Second secret weapon Jillian Michaels is a plank exercise. You will meet him at the second level of shreds (both static option and plank jumps). This seemingly simple exercise perfectly works out the muscles of the shoulders, arms and especially the press.

Among first-time 30 days shred participants, very few people are able to enjoy the second level of the program. For most, it is difficult from the first to the tenth day. But if on your first day with Gillian you were not even sure that you could make it to the end of the workout, now, despite all the difficulties, there is a stubborn confidence in you that you will go through this hell to the end. You can!

3. Slim figure in 30 days level 3 (week 3)

One day of rest between levels and off we go! Like the previous levels, the third also frightens with its obscurity. But training is doing its job, your endurance by this point has already increased by 200% compared to the original.
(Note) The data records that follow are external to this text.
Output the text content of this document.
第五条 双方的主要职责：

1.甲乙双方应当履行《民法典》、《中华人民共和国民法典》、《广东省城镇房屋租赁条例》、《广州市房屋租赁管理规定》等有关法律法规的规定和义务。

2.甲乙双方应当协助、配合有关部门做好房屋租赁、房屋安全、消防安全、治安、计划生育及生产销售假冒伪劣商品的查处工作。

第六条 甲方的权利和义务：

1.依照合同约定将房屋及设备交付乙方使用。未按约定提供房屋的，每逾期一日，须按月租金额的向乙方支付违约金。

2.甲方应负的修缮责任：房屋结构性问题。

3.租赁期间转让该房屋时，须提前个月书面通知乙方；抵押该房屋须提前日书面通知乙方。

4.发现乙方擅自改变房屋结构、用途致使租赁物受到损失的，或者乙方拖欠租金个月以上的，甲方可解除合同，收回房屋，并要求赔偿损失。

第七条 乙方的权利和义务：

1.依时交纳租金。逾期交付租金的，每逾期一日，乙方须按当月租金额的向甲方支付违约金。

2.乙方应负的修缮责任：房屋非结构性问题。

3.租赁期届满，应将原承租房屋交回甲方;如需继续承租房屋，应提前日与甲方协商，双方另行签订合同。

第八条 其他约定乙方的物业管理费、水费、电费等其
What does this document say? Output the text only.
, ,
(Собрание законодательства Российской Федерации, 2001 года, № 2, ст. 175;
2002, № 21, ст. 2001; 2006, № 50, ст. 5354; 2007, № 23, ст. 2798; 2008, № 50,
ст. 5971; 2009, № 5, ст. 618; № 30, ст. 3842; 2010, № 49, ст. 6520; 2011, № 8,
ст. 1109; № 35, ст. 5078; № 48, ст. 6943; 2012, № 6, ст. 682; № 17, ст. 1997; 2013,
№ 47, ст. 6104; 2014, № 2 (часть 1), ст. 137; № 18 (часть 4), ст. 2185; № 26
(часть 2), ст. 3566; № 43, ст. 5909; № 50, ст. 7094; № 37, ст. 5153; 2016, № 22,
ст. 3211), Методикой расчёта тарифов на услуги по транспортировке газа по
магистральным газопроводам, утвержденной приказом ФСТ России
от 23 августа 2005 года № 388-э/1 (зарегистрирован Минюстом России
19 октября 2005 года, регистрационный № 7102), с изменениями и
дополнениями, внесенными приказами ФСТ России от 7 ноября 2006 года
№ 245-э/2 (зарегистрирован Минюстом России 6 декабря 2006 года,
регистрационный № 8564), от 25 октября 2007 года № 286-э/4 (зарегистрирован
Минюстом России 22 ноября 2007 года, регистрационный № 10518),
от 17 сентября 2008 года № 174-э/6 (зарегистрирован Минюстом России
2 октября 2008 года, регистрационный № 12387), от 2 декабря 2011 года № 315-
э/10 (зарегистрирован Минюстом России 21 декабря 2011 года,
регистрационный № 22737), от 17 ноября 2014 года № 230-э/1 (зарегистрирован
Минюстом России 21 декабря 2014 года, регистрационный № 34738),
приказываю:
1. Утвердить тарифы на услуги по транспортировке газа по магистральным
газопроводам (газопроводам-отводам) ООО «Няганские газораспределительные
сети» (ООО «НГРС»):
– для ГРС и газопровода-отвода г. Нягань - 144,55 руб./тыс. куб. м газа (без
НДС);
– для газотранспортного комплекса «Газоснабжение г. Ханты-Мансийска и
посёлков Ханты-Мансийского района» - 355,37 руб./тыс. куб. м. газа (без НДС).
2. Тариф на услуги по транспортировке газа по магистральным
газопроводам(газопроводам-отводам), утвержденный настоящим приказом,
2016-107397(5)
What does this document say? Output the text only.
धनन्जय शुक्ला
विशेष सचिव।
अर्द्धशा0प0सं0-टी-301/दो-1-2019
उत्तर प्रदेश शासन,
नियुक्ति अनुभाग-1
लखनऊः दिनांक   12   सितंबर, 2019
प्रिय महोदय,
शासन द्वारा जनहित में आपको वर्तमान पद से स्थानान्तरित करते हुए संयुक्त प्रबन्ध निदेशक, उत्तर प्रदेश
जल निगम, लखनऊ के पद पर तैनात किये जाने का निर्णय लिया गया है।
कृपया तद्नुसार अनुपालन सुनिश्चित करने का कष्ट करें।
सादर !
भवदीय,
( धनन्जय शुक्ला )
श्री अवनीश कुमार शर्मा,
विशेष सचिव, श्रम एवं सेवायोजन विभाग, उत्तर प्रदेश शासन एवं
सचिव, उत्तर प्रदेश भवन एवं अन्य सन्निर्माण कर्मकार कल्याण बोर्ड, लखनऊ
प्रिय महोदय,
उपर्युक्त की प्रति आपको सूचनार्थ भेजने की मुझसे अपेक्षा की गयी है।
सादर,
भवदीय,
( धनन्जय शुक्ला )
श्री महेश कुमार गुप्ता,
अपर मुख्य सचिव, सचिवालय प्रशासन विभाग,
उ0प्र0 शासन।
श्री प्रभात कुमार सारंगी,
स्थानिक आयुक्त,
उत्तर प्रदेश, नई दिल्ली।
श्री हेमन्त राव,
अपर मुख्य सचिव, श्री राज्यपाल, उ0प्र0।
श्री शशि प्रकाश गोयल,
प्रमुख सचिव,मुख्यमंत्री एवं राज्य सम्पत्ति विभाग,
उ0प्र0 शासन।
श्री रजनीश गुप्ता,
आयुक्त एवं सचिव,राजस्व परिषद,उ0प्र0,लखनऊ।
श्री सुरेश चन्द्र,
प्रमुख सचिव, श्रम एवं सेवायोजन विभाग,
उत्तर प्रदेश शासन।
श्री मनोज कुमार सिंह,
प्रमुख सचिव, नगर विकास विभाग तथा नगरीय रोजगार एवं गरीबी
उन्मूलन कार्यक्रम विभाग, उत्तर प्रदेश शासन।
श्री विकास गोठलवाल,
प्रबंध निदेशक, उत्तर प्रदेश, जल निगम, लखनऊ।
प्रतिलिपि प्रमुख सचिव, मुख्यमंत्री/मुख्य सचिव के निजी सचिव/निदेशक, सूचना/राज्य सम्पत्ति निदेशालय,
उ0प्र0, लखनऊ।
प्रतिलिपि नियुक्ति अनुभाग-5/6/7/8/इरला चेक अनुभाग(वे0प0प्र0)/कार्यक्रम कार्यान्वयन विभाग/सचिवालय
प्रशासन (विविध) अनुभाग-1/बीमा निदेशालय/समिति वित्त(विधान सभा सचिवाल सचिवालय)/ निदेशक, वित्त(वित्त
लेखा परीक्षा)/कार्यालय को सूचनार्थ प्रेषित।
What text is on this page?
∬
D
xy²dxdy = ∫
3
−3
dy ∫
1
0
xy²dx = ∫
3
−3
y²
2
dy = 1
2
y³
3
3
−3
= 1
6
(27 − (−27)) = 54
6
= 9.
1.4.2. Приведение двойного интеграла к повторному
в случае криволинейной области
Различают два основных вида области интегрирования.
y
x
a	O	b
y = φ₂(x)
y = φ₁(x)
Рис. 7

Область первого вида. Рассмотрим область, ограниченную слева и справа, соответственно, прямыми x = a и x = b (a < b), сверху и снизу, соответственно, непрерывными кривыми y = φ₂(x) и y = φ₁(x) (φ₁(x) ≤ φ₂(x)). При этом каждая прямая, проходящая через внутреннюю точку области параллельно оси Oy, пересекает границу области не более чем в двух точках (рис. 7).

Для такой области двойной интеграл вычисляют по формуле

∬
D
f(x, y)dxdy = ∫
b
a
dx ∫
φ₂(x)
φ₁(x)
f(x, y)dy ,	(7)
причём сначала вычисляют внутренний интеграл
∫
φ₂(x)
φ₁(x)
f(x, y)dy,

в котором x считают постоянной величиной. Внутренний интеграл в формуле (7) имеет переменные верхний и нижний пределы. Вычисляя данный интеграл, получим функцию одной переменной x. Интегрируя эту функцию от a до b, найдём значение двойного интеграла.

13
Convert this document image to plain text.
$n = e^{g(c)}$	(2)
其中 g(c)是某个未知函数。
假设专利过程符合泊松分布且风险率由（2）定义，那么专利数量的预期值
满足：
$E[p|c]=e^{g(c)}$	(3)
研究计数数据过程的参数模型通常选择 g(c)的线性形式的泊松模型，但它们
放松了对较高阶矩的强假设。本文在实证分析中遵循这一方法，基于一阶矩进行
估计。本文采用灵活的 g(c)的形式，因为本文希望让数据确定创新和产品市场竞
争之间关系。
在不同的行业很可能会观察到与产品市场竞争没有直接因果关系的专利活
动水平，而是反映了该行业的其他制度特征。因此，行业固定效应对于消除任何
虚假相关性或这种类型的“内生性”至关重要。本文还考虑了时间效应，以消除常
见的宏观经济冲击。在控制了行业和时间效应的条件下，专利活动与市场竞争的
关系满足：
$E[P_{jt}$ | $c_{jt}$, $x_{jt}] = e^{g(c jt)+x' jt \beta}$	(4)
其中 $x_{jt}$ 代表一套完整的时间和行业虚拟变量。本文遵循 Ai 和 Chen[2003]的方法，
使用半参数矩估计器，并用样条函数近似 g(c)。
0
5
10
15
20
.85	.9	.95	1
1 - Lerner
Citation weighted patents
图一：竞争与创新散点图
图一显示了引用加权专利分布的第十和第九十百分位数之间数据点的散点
And let the sweat pour into three streams, but the breath no longer goes astray and the work of all muscles gives tremendous pleasure.

Superman, plank push-ups, squat jumps, plank runs, jumps, side planks, dumbbell runs, and squats.

10 days at this pace and you've completed the Jillian Michaels program Slim figure in 30 days". Congratulations!

30 day shred. Results.

Forget about scales! At this stage, the weight can fluctuate and mislead you and thereby frighten you away. Overworked muscles can swell from an unusual load, retaining water, so weight can increase. Measurements must be made only with a centimeter tape. Before starting the program, take all the necessary measurements: bust, underbust, waist, abdomen, hips and legs. Write down your parameters and after passing each level compare them. You will see an amazing picture of how your hated centimeters are melting before your eyes. The body will tighten and gain relief.

So! You did it! You did it! Your figure has already noticeably changed and these changes are noticeable not only to you. Now you can be proud of yourself. I don't think you can be stopped now. Has training become a lifestyle for you now? Then Gillian has many more different workouts for every taste. Make your choice and don't stop!